One of the concerns that takes the back burner while setting up the agile SCRUM teams is application security. One other area that gets similar behavior like security is performance which shall be addressed in later articles. However, performance gets addressed quickly as it is key quality characteristic and gets noticed by end users very quickly.
In the traditional waterfall based development model, security gets fair attention as the non functional requirements related with security gets captured in the initial stages and the team gets composed of at least one security officer/specialist/architect to take care of security requirements. However, having a security specialist/officer in each SCRUM team is not feasible and cost effective owing to exclusivity of the skills and expertise related with application security. Thus, there is a need of some framework or model based on which security requirements related with Sprint deliverable of different SCRUM teams can be addressed on sustainable manner.
How does the traditional scrum team composition look like?

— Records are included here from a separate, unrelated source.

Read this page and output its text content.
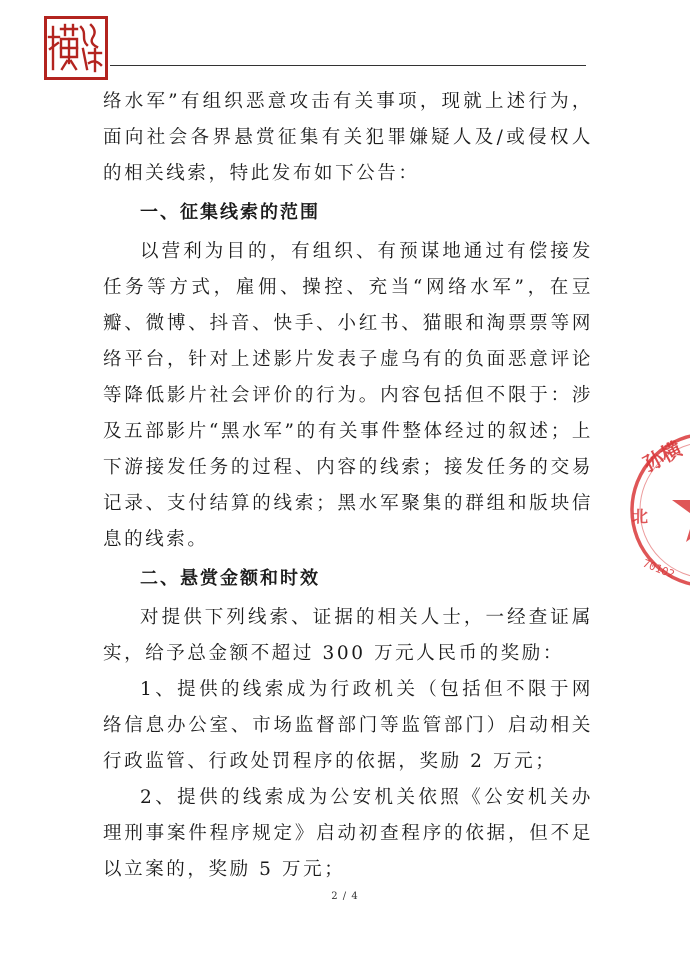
络水军”有组织恶意攻击有关事项，现就上述行为，面向社会各界悬赏征集有关犯罪嫌疑人及/或侵权人的相关线索，特此发布如下公告：

一、征集线索的范围

以营利为目的，有组织、有预谋地通过有偿接发任务等方式，雇佣、操控、充当“网络水军”，在豆瓣、微博、抖音、快手、小红书、猫眼和淘票票等网络平台，针对上述影片发表子虚乌有的负面恶意评论等降低影片社会评价的行为。内容包括但不限于：涉及五部影片“黑水军”的有关事件整体经过的叙述；上下游接发任务的过程、内容的线索；接发任务的交易记录、支付结算的线索；黑水军聚集的群组和版块信息的线索。

二、悬赏金额和时效

对提供下列线索、证据的相关人士，一经查证属实，给予总金额不超过 300 万元人民币的奖励：

1、提供的线索成为行政机关（包括但不限于网络信息办公室、市场监督部门等监管部门）启动相关行政监管、行政处罚程序的依据，奖励 2 万元；

2、提供的线索成为公安机关依照《公安机关办理刑事案件程序规定》启动初查程序的依据，但不足以立案的，奖励 5 万元；

孙横
北
70102
2 / 4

Let’s try and understand the traditional agile SCRUM team composition. Following is how it looks like:
- Product Owner/Business Analyst: He/she is creating for managing the product backlog and work with the team describing the user stories as part of Sprint planning.
- Scrum Master: He/she is responsible for managing the SCRUM team
- Developers: They are responsible for developing the source code
- Testers: They are responsible for testing the code
Then, there is a common infrastructure team which owns the responsibility of managing servers, code repositories, builds and deployments.
Proposed SCRUM team composition to take care of application security?
In the above team composition, what is missing is security officer, security testing professionals and security representatives. To take advantage of application security as part of Sprint deliverable, following is the proposed model/framework:
- Traditional team composition as like that mentioned above.
- A centralized security team visiting of two or more security officers/specialists who got a good hold and experience with application security in terms of conducting threat modeling exercise on requirements, laying down security architecture, advising and taking part in security code review, conducting security awareness training for different SCRUM teams, assisting testers on security testing, advising adoption of security tools and frameworks etc. In addition, this team also consists of a set of security testing professionals which could get involved with vulnerability/penetration testing from time to time.
- At least one security point of contact in each SCRUM team (called security representative here onwards) who is aware of concepts related with threat modeling, security vulnerabilities, security code review checklist etc.
Process to Address Application Security Issues?
The above represents the SCRUM team composition to address application security in ongoing sprints. Let’s see what can be the process to address these application security issues on ongoing basis:
- For stories of points less than 3 or so, the security representative would try and do the threat modeling and put the security design in place. He could, however, run his threat modeling through the security officer. He will also do the security code review (manual) and ensure that the code is sanitized from security perspective.
- For complex story (points 5), the security representative may involve the security officer from centralized security team in the threat modeling phase and also security code review if required.
- Doing security testing for each sprint may be cumbersome. Thus, the security testing professionals from centralized security team could run the security testing (vulnerability/penetration) during the release time (maybe, before UAT phase or so).
He has also authored the book, Building Web Apps with Spring 5 and Angular.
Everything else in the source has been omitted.